As the sun beats down on this hot November day in Manila, I look upon the mound of dirt that stands before me, and all I can think is with only 12 shovels, some five gallon buckets, and two trucks to work with how exactly do they expect us to move all this dirt?
Yet as I fill another bucket, and pass it along to the runner who empties the five gallon bucket in the truck and passes back to me only to fill it once again, it suddenly hits me. That alone this mound of dirt is overwhelming, but as we work together progress is being made even by the hour. In a way I see this mound of a dirt as a metaphor for our lives, the baggage, the dark past, and the dirt of our lives, was never something we were suppose to remove alone.
Coming together in a community of family and friends, if we let them can be a way to help lighten that load. While ultimately God working in our lives, digging deep into our souls, and taking away the lies that have been spoken over us, the pain that we think we can never get over, and the past that always seems to come back to haunt us. He can and will remove that dirt from our lives. Sometimes that may be a process, in essence one shovel full at a time, but that doesn't mean that it is impossible.

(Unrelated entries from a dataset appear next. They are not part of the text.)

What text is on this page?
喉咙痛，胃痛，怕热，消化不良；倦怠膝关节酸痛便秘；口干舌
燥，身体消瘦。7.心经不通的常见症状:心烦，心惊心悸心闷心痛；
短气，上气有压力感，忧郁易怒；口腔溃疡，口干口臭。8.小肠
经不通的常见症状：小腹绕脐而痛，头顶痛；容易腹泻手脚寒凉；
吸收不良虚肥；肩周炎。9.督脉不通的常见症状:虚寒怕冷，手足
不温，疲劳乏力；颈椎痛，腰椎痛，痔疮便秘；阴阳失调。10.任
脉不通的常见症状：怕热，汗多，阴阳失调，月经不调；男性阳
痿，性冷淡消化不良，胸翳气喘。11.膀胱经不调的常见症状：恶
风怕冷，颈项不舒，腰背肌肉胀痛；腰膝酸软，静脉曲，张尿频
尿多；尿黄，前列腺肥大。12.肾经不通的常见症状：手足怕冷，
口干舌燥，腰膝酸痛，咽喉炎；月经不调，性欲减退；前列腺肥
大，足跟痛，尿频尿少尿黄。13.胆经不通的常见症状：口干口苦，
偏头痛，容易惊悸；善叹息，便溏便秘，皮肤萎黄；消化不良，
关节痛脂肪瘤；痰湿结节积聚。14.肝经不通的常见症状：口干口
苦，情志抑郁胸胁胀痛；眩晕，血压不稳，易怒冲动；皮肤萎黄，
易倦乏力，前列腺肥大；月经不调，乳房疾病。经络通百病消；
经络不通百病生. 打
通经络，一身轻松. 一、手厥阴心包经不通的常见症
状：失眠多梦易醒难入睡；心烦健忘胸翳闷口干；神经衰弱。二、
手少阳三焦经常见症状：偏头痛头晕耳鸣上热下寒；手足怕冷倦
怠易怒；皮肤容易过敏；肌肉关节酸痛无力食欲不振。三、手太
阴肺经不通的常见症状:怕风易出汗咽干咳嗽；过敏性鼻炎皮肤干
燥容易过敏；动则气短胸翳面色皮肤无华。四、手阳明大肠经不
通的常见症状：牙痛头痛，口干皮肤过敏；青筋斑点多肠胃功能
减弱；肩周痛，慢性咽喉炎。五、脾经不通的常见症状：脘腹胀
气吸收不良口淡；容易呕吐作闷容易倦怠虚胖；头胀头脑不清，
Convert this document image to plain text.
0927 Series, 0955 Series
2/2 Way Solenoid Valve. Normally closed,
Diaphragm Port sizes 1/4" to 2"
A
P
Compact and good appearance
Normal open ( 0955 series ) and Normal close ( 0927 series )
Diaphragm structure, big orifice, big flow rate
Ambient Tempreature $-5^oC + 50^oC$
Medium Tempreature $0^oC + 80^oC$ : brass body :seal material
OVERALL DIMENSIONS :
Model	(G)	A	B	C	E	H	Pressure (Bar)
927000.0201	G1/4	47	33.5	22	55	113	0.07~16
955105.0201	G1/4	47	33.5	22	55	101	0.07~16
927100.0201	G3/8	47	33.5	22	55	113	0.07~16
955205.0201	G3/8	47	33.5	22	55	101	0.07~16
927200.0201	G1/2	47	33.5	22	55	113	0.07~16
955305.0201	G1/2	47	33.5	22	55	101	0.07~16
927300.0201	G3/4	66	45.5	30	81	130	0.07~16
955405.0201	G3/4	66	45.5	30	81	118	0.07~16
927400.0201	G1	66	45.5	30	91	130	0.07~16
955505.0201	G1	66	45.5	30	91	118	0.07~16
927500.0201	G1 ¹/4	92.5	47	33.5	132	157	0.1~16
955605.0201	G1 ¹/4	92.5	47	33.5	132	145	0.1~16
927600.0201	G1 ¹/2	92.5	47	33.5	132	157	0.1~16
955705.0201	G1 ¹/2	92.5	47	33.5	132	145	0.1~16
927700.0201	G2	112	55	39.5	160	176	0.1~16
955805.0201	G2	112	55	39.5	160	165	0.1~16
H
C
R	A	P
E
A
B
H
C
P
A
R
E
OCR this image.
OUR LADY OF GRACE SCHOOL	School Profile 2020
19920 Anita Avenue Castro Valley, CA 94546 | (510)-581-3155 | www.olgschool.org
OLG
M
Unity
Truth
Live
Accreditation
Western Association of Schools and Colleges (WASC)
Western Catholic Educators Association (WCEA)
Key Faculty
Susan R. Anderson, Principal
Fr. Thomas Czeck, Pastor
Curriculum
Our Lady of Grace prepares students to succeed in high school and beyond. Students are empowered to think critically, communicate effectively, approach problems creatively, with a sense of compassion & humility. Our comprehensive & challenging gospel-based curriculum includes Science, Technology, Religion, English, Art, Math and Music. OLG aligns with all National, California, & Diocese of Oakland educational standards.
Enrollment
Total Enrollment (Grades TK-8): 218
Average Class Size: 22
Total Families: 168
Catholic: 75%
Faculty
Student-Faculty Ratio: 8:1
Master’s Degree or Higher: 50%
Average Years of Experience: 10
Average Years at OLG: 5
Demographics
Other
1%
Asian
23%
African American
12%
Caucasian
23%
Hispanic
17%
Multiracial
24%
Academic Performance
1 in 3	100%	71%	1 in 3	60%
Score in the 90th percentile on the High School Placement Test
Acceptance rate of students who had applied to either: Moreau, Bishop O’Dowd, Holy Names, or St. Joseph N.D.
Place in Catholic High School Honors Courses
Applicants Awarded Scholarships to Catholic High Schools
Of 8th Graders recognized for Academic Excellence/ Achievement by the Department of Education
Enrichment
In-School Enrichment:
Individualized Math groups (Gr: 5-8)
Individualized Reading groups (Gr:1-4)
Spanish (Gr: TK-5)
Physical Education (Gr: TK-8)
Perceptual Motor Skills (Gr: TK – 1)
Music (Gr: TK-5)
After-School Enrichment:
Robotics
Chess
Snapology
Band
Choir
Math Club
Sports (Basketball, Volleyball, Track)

However we must be willing to let him come along and remove it, by letting go of the things that keep piling more dirt onto our lives, because until we truly let go of it, we will simply keep digging into an endless cycle. With each mound God removes, if we let the lies and fear become mountains that seem impassable again, then it may be that with every step we take to rid ourselves of dirt, we follow up by letting more lies, shame, or guilt build up, and if we do In the end no matter how much we try, we will end up back in the exact same place.